The height of the Dutch fosse mobile or ‘mobile pit’ was short-lived and only lasted about thirty years. Nevertheless, many cities used the system in the years between 1870 and 1900. The idea was simple: one relieved him- or herself in a barrel, that was often collected several times a week in a special cart. The cart was emptied at a specific assembly point, in most cases at the edge of a town -either to be made into compost or to be shipped to the countryside in crude form.
This may sound cumbersome and unhygienic, but the fosses mobiles meant a big improvement to older practices of waste removal. Many households still used (and often shared) a ‘cesspit’ outside the house to dump all their bodily and other waste. Others donated their excrements to a nearby canal, or simply dumped it onto the street. Cities, one can imagine, didn’t smell particularly nice.
These practices, however, had another downside: tons and liters of valuable shit disappeared in the ground and the water – at a time when demands for fertiliser were high. The fosses mobiles promised to turn the collecting and selling of faeces – in itself not a new phenomenon – into a lucrative business, through a centrally organised infrastructure. With this infrastructure, the digestion of hundreds or thousands of people became part of the bigger economic and agricultural cycles between the city and the countryside. A visit to the private meant a small (or big) contribution to the wealth of the region. The household and the body were opened up to the market – except those of the poor: research had shown that their diet was too meager to produce valuable faeces.
Making profit was the top priority of the system, which put hygienic details in second place.

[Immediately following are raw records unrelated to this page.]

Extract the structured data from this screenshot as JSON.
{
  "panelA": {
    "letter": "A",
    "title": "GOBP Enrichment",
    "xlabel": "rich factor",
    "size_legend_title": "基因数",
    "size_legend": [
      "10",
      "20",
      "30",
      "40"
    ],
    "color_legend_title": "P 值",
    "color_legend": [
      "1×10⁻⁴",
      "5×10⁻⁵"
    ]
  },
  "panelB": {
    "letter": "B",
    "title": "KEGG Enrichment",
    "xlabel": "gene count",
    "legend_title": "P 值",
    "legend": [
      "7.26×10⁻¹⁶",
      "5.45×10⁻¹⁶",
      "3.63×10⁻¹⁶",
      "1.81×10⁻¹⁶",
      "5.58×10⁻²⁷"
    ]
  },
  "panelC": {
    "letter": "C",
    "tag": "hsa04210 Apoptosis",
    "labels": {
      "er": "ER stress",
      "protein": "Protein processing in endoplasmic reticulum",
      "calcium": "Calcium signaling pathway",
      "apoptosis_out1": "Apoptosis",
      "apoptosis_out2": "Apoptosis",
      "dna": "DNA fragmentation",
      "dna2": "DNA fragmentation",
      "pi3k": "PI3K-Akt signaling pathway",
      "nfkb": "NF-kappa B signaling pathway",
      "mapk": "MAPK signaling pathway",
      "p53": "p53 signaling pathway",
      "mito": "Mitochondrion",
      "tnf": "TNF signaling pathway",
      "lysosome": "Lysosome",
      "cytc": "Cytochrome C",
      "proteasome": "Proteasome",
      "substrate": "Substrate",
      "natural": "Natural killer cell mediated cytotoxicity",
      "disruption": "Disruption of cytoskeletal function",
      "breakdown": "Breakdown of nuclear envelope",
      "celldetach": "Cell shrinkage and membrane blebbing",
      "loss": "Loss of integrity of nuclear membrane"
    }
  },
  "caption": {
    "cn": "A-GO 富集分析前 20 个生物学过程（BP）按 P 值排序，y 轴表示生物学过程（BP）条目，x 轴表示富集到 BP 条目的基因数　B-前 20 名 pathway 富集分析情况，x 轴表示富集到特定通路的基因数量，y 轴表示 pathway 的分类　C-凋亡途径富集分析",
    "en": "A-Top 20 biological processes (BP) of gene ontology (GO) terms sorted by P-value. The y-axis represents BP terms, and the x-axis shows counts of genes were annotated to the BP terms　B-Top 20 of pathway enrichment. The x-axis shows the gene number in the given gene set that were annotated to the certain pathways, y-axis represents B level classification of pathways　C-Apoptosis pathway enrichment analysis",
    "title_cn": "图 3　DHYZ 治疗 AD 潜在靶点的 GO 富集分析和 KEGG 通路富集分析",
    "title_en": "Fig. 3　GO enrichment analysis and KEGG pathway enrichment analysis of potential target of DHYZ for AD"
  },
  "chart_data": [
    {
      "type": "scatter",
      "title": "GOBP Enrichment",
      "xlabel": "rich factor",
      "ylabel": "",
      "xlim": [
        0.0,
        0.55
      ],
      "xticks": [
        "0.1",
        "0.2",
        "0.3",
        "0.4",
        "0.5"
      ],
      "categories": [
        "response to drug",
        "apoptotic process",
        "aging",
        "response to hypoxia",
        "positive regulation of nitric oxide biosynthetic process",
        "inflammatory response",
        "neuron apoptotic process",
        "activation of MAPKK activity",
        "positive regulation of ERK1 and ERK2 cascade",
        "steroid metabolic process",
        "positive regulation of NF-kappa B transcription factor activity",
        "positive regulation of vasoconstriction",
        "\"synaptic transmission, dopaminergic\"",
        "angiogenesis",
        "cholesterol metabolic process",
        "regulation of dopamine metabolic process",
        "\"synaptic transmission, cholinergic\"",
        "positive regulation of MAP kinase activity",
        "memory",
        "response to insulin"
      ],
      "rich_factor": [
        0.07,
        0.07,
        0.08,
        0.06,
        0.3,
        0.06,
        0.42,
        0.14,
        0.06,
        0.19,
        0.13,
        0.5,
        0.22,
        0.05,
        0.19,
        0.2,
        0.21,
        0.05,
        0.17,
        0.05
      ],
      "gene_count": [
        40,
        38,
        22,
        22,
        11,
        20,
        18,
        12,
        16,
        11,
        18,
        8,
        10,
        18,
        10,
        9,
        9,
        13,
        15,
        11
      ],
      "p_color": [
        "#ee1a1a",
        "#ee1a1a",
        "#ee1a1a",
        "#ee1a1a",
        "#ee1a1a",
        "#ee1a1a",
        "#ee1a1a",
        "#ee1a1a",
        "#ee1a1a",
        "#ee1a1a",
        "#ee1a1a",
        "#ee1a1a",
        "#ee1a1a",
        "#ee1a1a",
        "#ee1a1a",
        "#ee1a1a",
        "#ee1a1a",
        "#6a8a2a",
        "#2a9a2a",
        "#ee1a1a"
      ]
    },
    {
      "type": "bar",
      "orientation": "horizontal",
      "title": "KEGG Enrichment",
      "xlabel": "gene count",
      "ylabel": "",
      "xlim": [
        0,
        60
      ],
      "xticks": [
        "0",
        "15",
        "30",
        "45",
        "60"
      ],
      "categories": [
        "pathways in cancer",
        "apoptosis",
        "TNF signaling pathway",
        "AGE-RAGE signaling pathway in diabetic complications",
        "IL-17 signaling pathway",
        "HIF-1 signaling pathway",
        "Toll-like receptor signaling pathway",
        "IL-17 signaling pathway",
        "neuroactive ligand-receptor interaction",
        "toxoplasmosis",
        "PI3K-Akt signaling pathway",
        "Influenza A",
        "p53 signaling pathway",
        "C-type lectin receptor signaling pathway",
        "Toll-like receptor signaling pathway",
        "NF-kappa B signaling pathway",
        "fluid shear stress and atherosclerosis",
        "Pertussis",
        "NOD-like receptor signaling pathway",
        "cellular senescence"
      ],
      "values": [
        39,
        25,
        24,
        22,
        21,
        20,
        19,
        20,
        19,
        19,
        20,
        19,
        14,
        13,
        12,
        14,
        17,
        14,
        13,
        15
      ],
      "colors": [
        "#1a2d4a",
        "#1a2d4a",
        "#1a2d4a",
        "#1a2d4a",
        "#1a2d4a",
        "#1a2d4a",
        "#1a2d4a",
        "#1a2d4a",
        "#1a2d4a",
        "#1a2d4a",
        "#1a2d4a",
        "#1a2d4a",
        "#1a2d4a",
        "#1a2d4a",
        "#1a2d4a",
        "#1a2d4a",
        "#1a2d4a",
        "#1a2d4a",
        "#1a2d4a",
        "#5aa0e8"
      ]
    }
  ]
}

The city of Groningen makes a good example. Here, the fosses mobiles had operated for over two centuries and had resulted in much-envied profits. One of the reasons for this was the simplicity of their system. The city didn’t use standardised barrels; instead, people used all kinds of buckets, barrels and pots for defecation. Lidless, these were carried through the house and onto the street, with the contents showing and smelling and, in the case of smaller ones, often spilling over the side. The collecting carts too were often driven through the streets with its load out in the open. Ignoring the resulting smell and the recommendations of experts, the city council was hesitant to deal with the matter, because, as they argued, profits would suffer.
Nevertheless, changing attitudes and growing resentment towards the smell and exposure of excrements contributed to the retreat of the fosse mobile around the turn of the century. With different speed and success, the fosses were replaced by underground draining systems that made the faeces too watery to be of any agricultural use. During the twentieth century, they were completely replaced by artificial fertiliser.
Now, in the twenty-first century, the environmental crisis has led to discussions about our waste removal once again. But because we’ve gotten so used to the convenience of running water, to the invisible and ‘insmellible’ draining of our excrements with just a push on the button, a radical change of direction hardly seems possible. Even though our present world is in many ways different from that of the nineteenth century, the revenue models and belief in technological solutions have hardly changed. That is why current research on the re-use of human waste follows that same path: when convenience and material wealth suffers, the market offers very little room for change.